Head of bearded male wearing Egyptian-style wig. Broken across chin and down to back of head, with upper area of right shoulder partially preserved; missing tip of nose. Plain, undifferentiated wig set low on forehead, falling uniformly to level of chin and terminating in thick rounded end. Sloping forehead; wide-set, almond-shaped eyes with deep cavities at tear ducts; long, thin nose with flaring nostrils; narrow pursed lips forming a faint smile. Smooth beard extends from edge of wig in front of ear, below cheekbones and lower lip; upper lip smooth.
According to Mylonas (152–154), the Egyptian wig hairstyle first appears in Cypriot sculpture in the first half of the 6th century BC, and most examples, including the Kelsey Museum head, lack detailed articulation of the shape of the hair, preferring instead to depict it as an undifferentiated uniform mass.

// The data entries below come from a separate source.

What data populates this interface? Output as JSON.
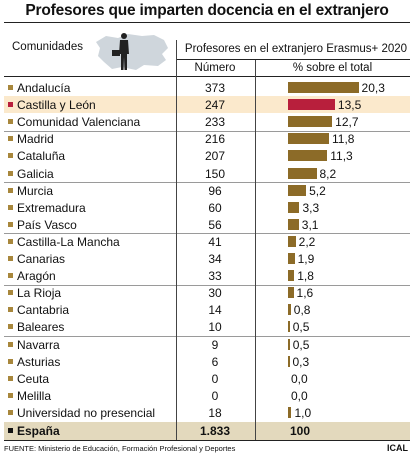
{
  "chart_data": {
    "type": "bar",
    "title": "Profesores que imparten docencia en el extranjero",
    "col_region": "Comunidades",
    "col_group": "Profesores en el extranjero Erasmus+ 2020",
    "col_number": "Número",
    "col_pct": "% sobre el total",
    "categories": [
      "Andalucía",
      "Castilla y León",
      "Comunidad Valenciana",
      "Madrid",
      "Cataluña",
      "Galicia",
      "Murcia",
      "Extremadura",
      "País Vasco",
      "Castilla-La Mancha",
      "Canarias",
      "Aragón",
      "La Rioja",
      "Cantabria",
      "Baleares",
      "Navarra",
      "Asturias",
      "Ceuta",
      "Melilla",
      "Universidad no presencial"
    ],
    "numbers": [
      "373",
      "247",
      "233",
      "216",
      "207",
      "150",
      "96",
      "60",
      "56",
      "41",
      "34",
      "33",
      "30",
      "14",
      "10",
      "9",
      "6",
      "0",
      "0",
      "18"
    ],
    "pct_labels": [
      "20,3",
      "13,5",
      "12,7",
      "11,8",
      "11,3",
      "8,2",
      "5,2",
      "3,3",
      "3,1",
      "2,2",
      "1,9",
      "1,8",
      "1,6",
      "0,8",
      "0,5",
      "0,5",
      "0,3",
      "0,0",
      "0,0",
      "1,0"
    ],
    "values": [
      20.3,
      13.5,
      12.7,
      11.8,
      11.3,
      8.2,
      5.2,
      3.3,
      3.1,
      2.2,
      1.9,
      1.8,
      1.6,
      0.8,
      0.5,
      0.5,
      0.3,
      0.0,
      0.0,
      1.0
    ],
    "highlight": "Castilla y León",
    "total": {
      "label": "España",
      "number": "1.833",
      "pct": "100"
    },
    "xlim": [
      0,
      21
    ],
    "colors": {
      "bar": "#8c6b28",
      "highlight_bar": "#b81f3c",
      "highlight_row": "#fbe9cc",
      "total_row": "#e3d9bd",
      "marker": "#a8873c"
    }
  },
  "footer": "FUENTE: Ministerio de Educación, Formación Profesional y Deportes",
  "credit": "ICAL",
  "icons": {
    "map": "castilla-leon-map-icon",
    "person": "teacher-silhouette-icon"
  }
}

Although the Kelsey head has been separated from its body, comparable statues all possess a specific body type, with a belted Egyptian-style apron and pectoral collar. The upper body is either nude or wearing a short-sleeved tunic, with one arm suspended at the side while the other is held with clenched fist across the chest.
The Kelsey head has been associated with a workshop or artist who produced several other heads found at the Sanctuary at Golgoi, now in the Metropolitan Museum of Art (Mylonas, 331, n. 1348. See also A. Hermary and J. Mertens, The Cesnola Collection of Cypriote Art. Stone Sculpture [New York 2014] nos. 52, 63, with bibliography). It was likely dedicated as a votive offering at the Sanctuary of Aphrodite at Golgoi, where it was excavated by Luigi Palma di Cesnola in the later 19th century.
F. C. Albertson, Catalogue of the Cypriote Sculptures and Terracottas in the Kelsey Museum of Archaeology, the University of Michigan (Studies in Mediterranean Archaeology 20:4 1991) no. 1, figs. 1a–b; D. G. Mylonas, “Archaische Kalksteinplastik Zyperns: Unterschungen zur Ikonographie, Typologie und formgeschichtlichen Entwicklung der kyprischen Rundplastik der archaischen Zeit” (dissertation, Universität Mannheim 1998) 152–154, 483.